Dalam perang Qadisiyah, pasukan kaum muslimin sempat
dibuat kelabakan oleh pasukan gajah. Seumur-umur, mereka belum pernah
menghadapi musuh seperti yang ada di depan mereka kala itu. Dalam kebingungan
itu, seorang pemuda tak dikenal membuat patung gajah (dalam keadaan normal,
tindakan membuat patung ini tidak diperbolehkan). Patung tersebut ia letakkan
di kandang kudanya. Dengan demikian, ketika kuda tunggangannya berhadapan
dengan pasukan gajah, hewan itu tidak ketakutan lagi karena sudah terbiasa
dengan sosok gajahnya.
Inisiatif dan ide cemerlang ini tak mungkin bisa
muncul begitu saja. Bak senjata tajam, ia harus diasah dan biasa digunakan.
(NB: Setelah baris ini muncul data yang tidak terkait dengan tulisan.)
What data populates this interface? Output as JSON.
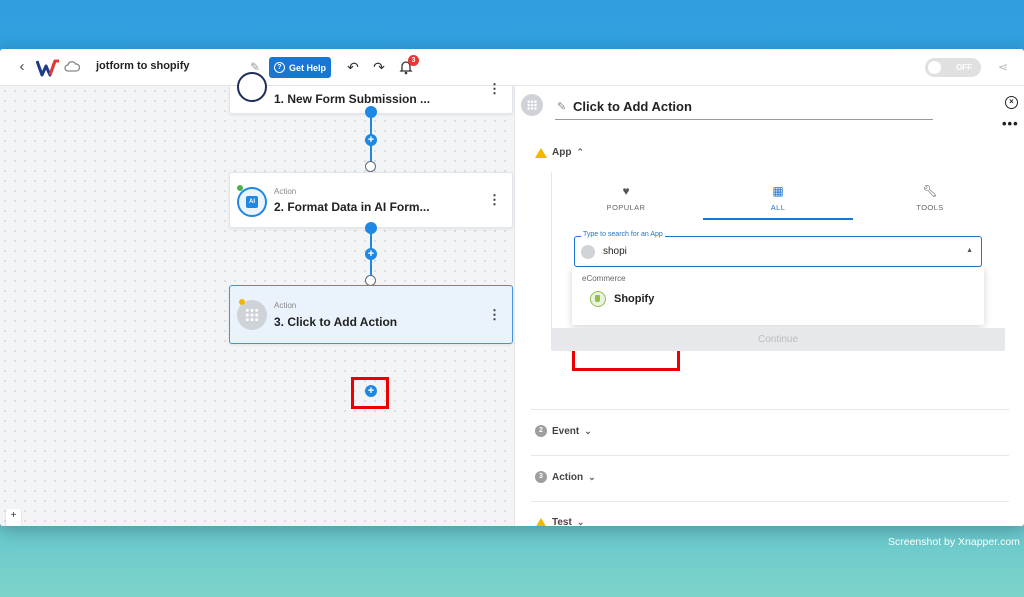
{
  "topbar": {
    "title": "jotform to shopify",
    "help_label": "Get Help",
    "notification_count": "3",
    "toggle_label": "OFF"
  },
  "workflow": {
    "nodes": [
      {
        "type": "",
        "title": "1. New Form Submission ..."
      },
      {
        "type": "Action",
        "title": "2. Format Data in AI Form..."
      },
      {
        "type": "Action",
        "title": "3. Click to Add Action"
      }
    ],
    "ai_badge": "AI"
  },
  "panel": {
    "title": "Click to Add Action",
    "sections": {
      "app": "App",
      "event": "Event",
      "action": "Action",
      "test": "Test"
    },
    "step_numbers": {
      "event": "2",
      "action": "3"
    },
    "tabs": [
      {
        "label": "POPULAR",
        "icon": "heart-icon"
      },
      {
        "label": "ALL",
        "icon": "grid-icon"
      },
      {
        "label": "TOOLS",
        "icon": "wrench-icon"
      }
    ],
    "search": {
      "label": "Type to search for an App",
      "value": "shopi"
    },
    "dropdown": {
      "group": "eCommerce",
      "option": "Shopify"
    },
    "continue_label": "Continue"
  },
  "zoom_controls": [
    "+",
    "−",
    "⛶",
    "🔒"
  ],
  "watermark": "Screenshot by Xnapper.com",
  "colors": {
    "accent": "#1976d2",
    "highlight": "#e00000",
    "warning": "#f5b400"
  }
}
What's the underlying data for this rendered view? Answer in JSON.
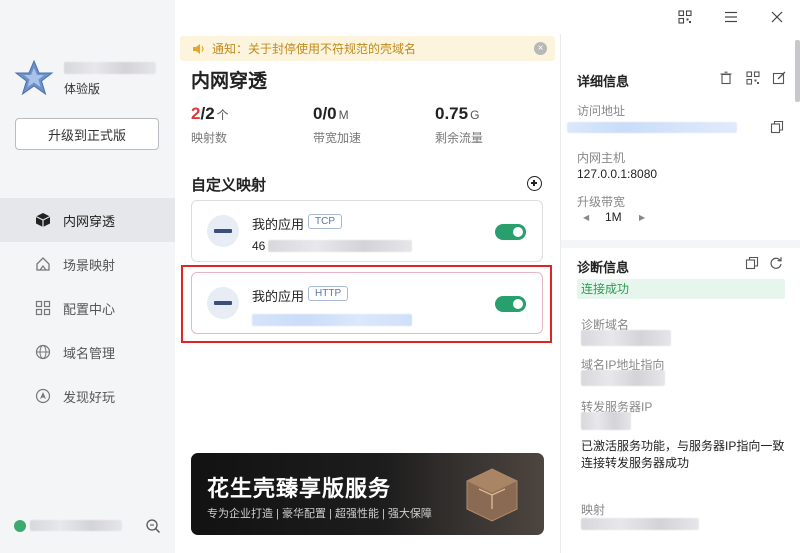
{
  "sidebar": {
    "edition": "体验版",
    "upgrade_label": "升级到正式版",
    "nav": [
      {
        "label": "内网穿透",
        "icon": "cube-icon"
      },
      {
        "label": "场景映射",
        "icon": "house-scene-icon"
      },
      {
        "label": "配置中心",
        "icon": "grid-config-icon"
      },
      {
        "label": "域名管理",
        "icon": "domain-globe-icon"
      },
      {
        "label": "发现好玩",
        "icon": "compass-icon"
      }
    ]
  },
  "notice": {
    "text": "通知：关于封停使用不符规范的壳域名"
  },
  "main": {
    "title": "内网穿透",
    "stats": [
      {
        "used": "2",
        "total": "/2",
        "unit": "个",
        "label": "映射数"
      },
      {
        "value": "0/0",
        "unit": "M",
        "label": "带宽加速"
      },
      {
        "value": "0.75",
        "unit": "G",
        "label": "剩余流量"
      }
    ],
    "section_title": "自定义映射",
    "mappings": [
      {
        "name": "我的应用",
        "protocol": "TCP",
        "address_prefix": "46",
        "enabled": true
      },
      {
        "name": "我的应用",
        "protocol": "HTTP",
        "address_prefix": "",
        "enabled": true
      }
    ]
  },
  "banner": {
    "title": "花生壳臻享版服务",
    "subtitle": "专为企业打造 | 豪华配置 | 超强性能 | 强大保障"
  },
  "details": {
    "title": "详细信息",
    "access_label": "访问地址",
    "host_label": "内网主机",
    "host_value": "127.0.0.1:8080",
    "bandwidth_label": "升级带宽",
    "bandwidth_value": "1M"
  },
  "diagnosis": {
    "title": "诊断信息",
    "status": "连接成功",
    "domain_label": "诊断域名",
    "ip_label": "域名IP地址指向",
    "server_label": "转发服务器IP",
    "message": "已激活服务功能，与服务器IP指向一致连接转发服务器成功",
    "mapping_label": "映射"
  },
  "colors": {
    "accent_green": "#27a06d",
    "danger_red": "#d93a3a",
    "notice_text": "#c08a1b",
    "highlight_border": "#e02424"
  }
}
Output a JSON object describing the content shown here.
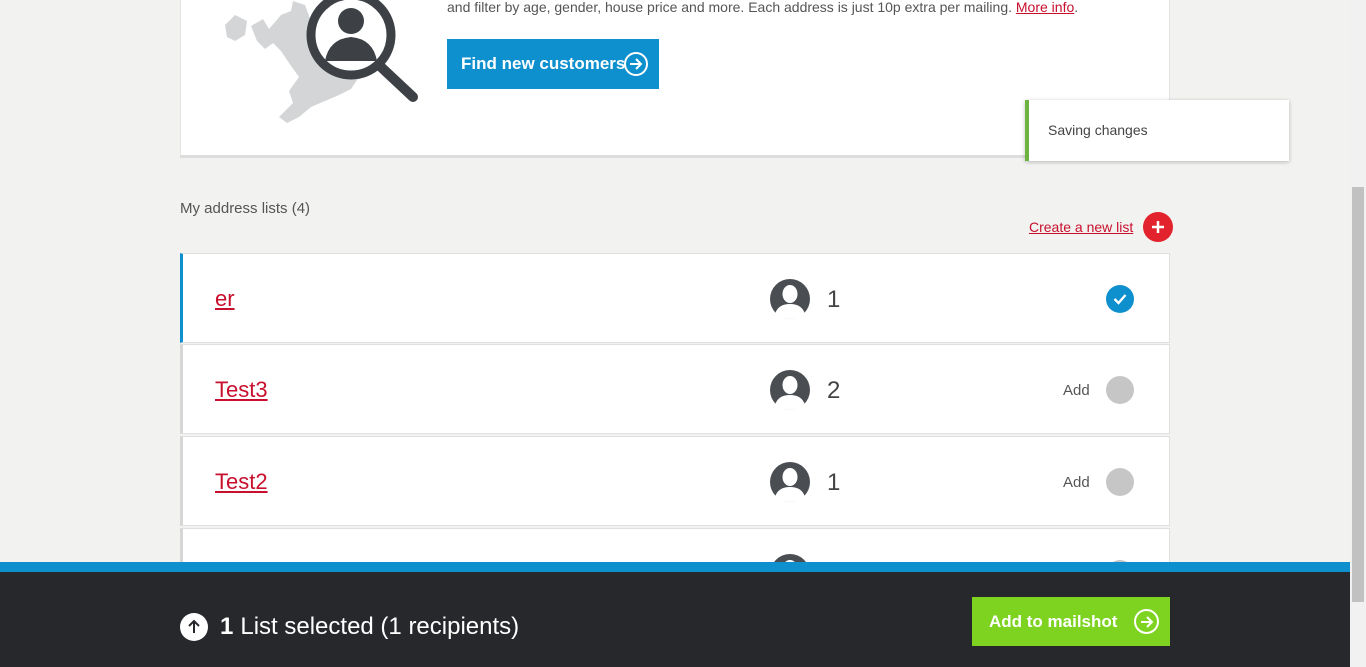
{
  "promo": {
    "text": "and filter by age, gender, house price and more. Each address is just 10p extra per mailing.",
    "more_info_link": "More info",
    "period": ".",
    "find_button_label": "Find new customers"
  },
  "toast": {
    "message": "Saving changes",
    "accent_color": "#6cb33f"
  },
  "lists": {
    "heading": "My address lists (4)",
    "create_link": "Create a new list",
    "add_label": "Add",
    "rows": [
      {
        "name": "er",
        "count": "1",
        "selected": true
      },
      {
        "name": "Test3",
        "count": "2",
        "selected": false
      },
      {
        "name": "Test2",
        "count": "1",
        "selected": false
      }
    ]
  },
  "footer": {
    "selected_count": "1",
    "selected_text": "List selected (1 recipients)",
    "mailshot_button": "Add to mailshot"
  },
  "colors": {
    "brand_blue": "#0e8fce",
    "link_red": "#c8102e",
    "plus_red": "#e2222c",
    "action_green": "#7ed321",
    "footer_dark": "#26282c"
  },
  "icons": [
    "uk-map-magnifier-icon",
    "arrow-right-circle-icon",
    "plus-icon",
    "user-avatar-icon",
    "checkmark-icon",
    "arrow-up-icon"
  ]
}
Seorang dai yang menyadari tugas beratnya, harus selalu berusaha mencari
inisiatif baru. Apalagi perkembangan objek dakwah dan tantangan kian besar dan
beragam. Perjalanan dakwah tak mungkin bisa diarahkan hanya dengan satu cara.
Diperlukan beragam ide segar agar laju dakwah tak tersendat.
Namun demikian, inisiatif yang ditelurkan jangan
sampai keluar dari rel yang sudah diatur. Kasus yang dilakukan Bani Israel
ketika menyiasati larangan Allah untuk menangkap ikan di hari Sabtu, adalah
contoh inisiatif keliru. Dan, itu tak boleh terjadi.